そしてもう一つ「従業員のパフォーマンスが高い」という事です。
人材のスループットが他社より高い事をアピールできれば、営業も楽になります。
これが、人材派遣業の理想の形です。
では、質の良い従業員を繋ぎ止めて、口コミで人が入ってくるようにするには、どうすれば良いのでしょうか?
給料計算も良い広告になる!?
どんな人にでも知り合いの20~30人くらいはいるものです。
それだけではありません。
最近ではSNSやブログなど、匿名で情報発信できる手段がいくらでもあり、中でも悪評の拡散する速度には目を見張るものがありますよね。
これからは、ブラックな企業が生き残れる時代ではなくなるでしょう。
こういう環境下で、いまの時勢で叩かれそうな給料計算の仕方をしているのは得策ではありません。
みすみす逆広告をしているようなものです。
逆に言えば、早い段階で1分単位でタイムカード通りの給料を支給すれば、良い宣伝効果が得られます。

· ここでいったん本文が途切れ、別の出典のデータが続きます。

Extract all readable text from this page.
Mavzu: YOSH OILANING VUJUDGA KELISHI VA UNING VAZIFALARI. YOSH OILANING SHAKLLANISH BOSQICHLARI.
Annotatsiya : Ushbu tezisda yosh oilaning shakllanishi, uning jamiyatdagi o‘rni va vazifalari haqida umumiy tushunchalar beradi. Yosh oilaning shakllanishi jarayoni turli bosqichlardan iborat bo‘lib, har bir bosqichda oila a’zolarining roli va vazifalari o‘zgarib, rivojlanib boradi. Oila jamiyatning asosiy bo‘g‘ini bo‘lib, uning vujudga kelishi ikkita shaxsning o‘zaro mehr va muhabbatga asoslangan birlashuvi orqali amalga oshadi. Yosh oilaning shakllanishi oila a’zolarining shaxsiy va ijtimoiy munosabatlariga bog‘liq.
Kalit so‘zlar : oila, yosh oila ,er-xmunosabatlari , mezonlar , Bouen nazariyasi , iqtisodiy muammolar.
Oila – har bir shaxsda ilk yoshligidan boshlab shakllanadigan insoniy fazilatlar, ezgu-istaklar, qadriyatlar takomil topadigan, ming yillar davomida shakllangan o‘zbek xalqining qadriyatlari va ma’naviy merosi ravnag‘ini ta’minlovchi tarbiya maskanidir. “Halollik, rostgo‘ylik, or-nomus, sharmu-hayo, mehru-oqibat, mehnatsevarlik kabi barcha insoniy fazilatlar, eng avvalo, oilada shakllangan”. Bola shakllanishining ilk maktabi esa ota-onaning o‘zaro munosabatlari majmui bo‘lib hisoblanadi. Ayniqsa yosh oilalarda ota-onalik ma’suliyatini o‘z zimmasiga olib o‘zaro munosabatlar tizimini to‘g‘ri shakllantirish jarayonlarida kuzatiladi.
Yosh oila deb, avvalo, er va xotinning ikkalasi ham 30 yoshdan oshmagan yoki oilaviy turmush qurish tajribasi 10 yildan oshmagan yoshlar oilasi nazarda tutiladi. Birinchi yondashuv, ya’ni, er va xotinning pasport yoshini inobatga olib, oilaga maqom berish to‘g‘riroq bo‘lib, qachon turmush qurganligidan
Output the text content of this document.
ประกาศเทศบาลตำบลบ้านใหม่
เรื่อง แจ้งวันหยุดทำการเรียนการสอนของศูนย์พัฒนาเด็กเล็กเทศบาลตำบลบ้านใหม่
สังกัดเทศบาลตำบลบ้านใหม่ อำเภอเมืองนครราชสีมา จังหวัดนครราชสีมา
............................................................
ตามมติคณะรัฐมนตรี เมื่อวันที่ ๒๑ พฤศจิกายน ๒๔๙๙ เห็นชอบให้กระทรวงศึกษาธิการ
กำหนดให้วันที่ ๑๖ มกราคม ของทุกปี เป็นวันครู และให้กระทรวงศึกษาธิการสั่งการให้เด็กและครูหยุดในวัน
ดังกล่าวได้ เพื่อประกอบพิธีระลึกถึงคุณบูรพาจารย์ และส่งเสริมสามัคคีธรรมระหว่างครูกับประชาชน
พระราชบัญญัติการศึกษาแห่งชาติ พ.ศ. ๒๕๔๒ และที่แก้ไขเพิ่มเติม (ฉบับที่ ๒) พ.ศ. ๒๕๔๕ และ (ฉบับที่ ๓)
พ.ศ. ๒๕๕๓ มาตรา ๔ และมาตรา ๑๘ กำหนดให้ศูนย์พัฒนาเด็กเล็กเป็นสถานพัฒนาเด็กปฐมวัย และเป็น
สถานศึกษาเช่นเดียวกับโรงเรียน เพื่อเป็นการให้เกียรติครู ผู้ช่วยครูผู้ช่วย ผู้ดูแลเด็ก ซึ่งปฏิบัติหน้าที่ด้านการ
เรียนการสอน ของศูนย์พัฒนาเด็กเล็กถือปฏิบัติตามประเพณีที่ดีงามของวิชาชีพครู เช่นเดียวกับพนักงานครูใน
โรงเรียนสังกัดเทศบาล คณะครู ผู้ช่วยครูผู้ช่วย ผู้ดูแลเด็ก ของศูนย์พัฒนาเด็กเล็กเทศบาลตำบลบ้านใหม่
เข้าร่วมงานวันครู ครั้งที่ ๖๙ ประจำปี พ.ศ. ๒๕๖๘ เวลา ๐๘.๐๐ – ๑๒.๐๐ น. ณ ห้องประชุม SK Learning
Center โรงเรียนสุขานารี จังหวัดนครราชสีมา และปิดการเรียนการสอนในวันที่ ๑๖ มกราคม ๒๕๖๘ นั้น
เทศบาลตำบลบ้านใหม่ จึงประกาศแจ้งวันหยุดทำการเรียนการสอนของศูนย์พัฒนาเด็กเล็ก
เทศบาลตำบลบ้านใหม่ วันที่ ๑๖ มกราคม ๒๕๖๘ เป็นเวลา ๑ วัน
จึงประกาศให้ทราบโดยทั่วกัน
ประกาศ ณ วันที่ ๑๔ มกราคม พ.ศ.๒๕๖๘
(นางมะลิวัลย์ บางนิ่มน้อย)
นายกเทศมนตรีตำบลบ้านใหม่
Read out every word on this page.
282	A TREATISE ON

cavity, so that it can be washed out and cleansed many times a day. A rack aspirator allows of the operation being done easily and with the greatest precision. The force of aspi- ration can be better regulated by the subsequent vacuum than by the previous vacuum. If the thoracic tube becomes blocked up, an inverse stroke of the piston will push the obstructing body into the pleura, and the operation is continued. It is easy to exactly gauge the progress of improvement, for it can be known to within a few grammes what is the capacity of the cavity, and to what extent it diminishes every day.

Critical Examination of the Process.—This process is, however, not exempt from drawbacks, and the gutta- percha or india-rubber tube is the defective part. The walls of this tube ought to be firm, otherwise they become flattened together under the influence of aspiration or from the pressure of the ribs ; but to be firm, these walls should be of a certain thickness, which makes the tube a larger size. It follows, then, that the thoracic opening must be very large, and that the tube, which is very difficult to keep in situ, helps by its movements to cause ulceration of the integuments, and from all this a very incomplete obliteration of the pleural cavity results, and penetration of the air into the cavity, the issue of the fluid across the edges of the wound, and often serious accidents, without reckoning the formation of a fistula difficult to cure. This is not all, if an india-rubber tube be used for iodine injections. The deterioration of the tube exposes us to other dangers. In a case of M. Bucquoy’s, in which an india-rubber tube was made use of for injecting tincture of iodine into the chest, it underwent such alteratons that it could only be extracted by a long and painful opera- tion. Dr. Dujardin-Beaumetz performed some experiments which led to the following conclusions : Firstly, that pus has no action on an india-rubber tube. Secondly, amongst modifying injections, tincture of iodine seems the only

今の従業員だけで留まらず、その人たちがツィッターでつぶやく事で100~500人にアプローチする事ができます。
特にセンスがあるわけでもない人でも、ひと月に1万人近くの目にふれるブログを書く事も可能な時代です。
ただ、皆がやり初めてからでは遅いかもしれません。
この事に気付いている企業は、とっくに動き出しています。
従業員のモチベーションを下げない方法は、小さなケアの積み重ねです。
中でも給料の支払い方は、従業員へのアピールポイントとして有効な手段だと思います。